Light impacts the sleeping trees and shrubs as well. Most obvious to look for are the bright red buds of silver maple and red maple as they begin to swell, so handsome against a clear bright blue February sky. Willows begin to show yellow this month as their sap makes its way up into the branches, and along parkways and highways the bright reddish burgundy of red osier dogwood shrubs also announce the first blush of spring. In low wet places, skunk cabbage takes advantage of the increasing daylight and begins to burn its way through whatever ice and snow might be remaining. Its green and purple-yellow striped hood, called a spathe, stretches up to meet the spring. It will be our first flowering plant of the new year. This plant is thought to depend on immediate air temperature more than ambient light as a trigger for its own temperature regulation, which can raise its internal spathe temperature as much as 35 degrees above the ambient air temperature.
On the second day of February, we pause for another chronologic rite of spring, Groundhogs Day.
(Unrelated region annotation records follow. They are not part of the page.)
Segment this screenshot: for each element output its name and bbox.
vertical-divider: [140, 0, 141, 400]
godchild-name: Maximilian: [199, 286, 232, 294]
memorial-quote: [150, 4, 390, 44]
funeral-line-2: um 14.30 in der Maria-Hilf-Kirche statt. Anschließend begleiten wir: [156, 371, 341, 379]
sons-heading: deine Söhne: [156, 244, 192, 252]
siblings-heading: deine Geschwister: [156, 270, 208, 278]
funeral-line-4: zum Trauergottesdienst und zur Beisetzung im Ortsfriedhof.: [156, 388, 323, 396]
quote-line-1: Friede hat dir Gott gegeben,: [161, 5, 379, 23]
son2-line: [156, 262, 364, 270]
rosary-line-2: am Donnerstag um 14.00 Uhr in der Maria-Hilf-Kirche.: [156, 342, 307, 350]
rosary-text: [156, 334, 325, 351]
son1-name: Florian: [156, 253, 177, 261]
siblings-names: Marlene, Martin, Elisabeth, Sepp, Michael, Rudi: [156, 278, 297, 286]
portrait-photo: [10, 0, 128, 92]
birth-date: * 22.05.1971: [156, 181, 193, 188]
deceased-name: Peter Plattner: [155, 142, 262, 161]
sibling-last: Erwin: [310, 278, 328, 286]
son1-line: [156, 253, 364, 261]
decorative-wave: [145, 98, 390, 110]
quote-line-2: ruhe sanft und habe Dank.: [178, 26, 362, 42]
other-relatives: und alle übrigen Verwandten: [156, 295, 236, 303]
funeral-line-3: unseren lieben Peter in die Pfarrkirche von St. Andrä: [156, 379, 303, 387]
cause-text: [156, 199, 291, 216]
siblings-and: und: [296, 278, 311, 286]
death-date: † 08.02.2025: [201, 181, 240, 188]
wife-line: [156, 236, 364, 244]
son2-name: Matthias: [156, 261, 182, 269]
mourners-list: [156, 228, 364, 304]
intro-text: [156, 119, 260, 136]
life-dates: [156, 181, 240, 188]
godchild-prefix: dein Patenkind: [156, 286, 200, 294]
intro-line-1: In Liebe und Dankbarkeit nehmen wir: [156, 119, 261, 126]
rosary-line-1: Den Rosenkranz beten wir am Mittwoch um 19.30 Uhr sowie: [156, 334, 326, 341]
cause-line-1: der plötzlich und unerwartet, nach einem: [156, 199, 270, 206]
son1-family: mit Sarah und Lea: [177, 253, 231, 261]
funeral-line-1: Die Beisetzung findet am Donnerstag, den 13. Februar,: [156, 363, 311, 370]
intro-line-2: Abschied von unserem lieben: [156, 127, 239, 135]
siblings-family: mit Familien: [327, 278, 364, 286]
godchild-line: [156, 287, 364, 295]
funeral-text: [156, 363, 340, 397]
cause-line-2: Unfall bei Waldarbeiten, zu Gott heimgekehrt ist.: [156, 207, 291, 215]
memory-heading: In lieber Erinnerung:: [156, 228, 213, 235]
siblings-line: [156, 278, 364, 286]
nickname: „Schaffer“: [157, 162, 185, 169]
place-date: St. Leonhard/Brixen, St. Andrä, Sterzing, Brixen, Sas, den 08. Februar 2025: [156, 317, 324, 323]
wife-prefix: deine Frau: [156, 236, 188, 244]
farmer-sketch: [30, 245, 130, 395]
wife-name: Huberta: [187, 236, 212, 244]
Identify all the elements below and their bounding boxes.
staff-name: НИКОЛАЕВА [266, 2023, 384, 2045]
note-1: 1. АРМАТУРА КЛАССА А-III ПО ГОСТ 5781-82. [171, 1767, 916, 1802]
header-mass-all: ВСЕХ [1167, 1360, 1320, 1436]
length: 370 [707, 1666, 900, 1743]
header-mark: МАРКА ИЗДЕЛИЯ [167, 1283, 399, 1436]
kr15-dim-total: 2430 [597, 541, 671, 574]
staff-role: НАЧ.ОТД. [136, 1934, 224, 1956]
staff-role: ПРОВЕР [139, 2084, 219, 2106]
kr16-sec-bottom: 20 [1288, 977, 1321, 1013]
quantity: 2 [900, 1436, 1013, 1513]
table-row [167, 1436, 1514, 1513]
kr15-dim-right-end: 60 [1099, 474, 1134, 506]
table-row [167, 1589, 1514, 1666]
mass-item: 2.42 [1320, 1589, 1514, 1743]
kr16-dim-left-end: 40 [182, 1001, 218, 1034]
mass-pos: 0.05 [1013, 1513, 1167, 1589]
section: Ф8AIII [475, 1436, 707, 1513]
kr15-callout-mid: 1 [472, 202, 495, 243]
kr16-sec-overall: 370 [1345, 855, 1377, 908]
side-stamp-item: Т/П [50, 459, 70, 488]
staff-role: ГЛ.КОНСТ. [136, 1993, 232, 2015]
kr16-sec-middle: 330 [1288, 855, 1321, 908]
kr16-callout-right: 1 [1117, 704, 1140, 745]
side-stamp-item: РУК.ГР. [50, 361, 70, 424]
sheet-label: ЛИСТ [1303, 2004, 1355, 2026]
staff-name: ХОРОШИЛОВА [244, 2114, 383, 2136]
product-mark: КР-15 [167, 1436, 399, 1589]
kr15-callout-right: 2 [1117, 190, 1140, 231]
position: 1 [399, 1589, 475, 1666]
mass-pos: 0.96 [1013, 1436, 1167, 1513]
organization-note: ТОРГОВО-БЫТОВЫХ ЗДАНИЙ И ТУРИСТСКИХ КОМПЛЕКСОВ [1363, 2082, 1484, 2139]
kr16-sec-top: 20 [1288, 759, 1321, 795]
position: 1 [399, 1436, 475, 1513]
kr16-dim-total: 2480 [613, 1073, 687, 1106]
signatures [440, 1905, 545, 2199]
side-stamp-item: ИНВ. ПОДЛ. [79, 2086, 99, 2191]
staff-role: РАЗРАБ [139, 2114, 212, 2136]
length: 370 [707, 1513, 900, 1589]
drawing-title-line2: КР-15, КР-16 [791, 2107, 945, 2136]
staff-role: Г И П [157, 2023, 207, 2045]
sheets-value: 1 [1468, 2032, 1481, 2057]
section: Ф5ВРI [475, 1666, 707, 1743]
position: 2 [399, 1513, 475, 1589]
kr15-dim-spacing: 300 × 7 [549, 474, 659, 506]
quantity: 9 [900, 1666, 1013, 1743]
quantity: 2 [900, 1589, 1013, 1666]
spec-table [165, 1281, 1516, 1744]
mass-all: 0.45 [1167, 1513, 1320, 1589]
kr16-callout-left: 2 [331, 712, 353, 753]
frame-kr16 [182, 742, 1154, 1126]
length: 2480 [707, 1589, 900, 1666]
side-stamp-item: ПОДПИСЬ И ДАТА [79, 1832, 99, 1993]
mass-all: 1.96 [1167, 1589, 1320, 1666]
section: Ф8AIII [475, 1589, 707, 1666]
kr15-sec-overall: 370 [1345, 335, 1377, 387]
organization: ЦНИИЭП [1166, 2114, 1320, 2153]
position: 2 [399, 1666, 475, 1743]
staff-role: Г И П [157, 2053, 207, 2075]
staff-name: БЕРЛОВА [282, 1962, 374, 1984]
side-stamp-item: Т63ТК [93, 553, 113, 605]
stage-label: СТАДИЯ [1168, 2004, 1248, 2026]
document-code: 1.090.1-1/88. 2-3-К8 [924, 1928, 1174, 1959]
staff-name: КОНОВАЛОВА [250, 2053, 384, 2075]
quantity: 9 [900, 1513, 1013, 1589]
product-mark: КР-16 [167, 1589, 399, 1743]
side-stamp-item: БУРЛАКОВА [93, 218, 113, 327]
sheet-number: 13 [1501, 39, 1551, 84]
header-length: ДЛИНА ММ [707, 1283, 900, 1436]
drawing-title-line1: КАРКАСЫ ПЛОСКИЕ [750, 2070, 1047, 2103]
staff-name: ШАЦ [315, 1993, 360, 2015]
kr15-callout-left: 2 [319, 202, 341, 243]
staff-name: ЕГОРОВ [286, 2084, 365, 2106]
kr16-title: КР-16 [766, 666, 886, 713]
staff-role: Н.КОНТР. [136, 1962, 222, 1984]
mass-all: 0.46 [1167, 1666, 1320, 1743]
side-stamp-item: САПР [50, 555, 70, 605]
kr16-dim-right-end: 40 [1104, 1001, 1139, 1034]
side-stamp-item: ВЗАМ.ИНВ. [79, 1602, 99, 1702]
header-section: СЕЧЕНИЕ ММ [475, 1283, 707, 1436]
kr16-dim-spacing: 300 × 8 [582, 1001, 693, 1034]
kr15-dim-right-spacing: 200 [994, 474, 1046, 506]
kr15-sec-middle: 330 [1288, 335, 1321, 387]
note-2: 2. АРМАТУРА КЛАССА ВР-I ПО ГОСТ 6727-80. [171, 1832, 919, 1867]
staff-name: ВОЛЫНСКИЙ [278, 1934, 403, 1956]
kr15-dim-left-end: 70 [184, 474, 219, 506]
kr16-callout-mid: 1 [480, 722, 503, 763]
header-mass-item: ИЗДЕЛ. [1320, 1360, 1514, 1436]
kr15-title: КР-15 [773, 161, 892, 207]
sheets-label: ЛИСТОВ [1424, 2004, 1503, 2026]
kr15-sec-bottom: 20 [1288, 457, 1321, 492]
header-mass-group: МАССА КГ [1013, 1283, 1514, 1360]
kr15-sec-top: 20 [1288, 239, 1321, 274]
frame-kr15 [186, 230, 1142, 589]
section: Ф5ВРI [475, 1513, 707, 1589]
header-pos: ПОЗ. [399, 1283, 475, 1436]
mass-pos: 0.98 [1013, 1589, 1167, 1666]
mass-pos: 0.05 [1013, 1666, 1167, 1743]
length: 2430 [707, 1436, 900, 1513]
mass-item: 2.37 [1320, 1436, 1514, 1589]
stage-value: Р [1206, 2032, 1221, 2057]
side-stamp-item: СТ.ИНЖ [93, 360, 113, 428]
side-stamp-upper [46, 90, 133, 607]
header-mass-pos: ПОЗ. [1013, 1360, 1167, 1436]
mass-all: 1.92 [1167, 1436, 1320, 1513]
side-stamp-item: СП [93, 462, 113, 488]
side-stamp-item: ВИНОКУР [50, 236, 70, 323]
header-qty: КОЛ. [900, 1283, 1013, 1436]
Based on a Germanic February festival focused on an emerging badger, this day celebrates the much-awaited first days of spring, supposedly dependent on the presence or absence of a shadow cast by a large and very sleepy rodent. Research suggests that the heralded 'chucks, always males, awaken from their sleep due to the buildup of bodily wastes rather than any mysterious "instinct." Being so far underground, neither temperature nor day length affect him. Shadows notwithstanding, he spends a day or so poking around the area searching for the den of a hibernating female woodchuck, marks the spot in his memory, then returns for several more weeks of hibernation, dreaming woodchuck dreams of fields of fresh and tender green grasses only a few weeks away.
When Ice Begins to Melt
By month's end, the steady "drip-drip-drip" of melting ice and snow mark the passage of February. It is a month of both light and water. The creeks and streams of Cleveland Metroparks will swell with snowmelt and replenish the floodplains with nutrients anew. Celebrate a Saturday by visiting the spectacular ice columns along the Squaw Rock Trail in South Chagrin, or watch the rushing, burbling water pour over Bridal Veil Falls or the Great Falls of Bedford in the Bedford Reservation. Wherever there is water and light, there is life. Come out into your Cleveland Metroparks in February and join the willows and groundhogs, cardinals and skunk cabbage, chickadees and bright red maple buds in your own celebration of spring.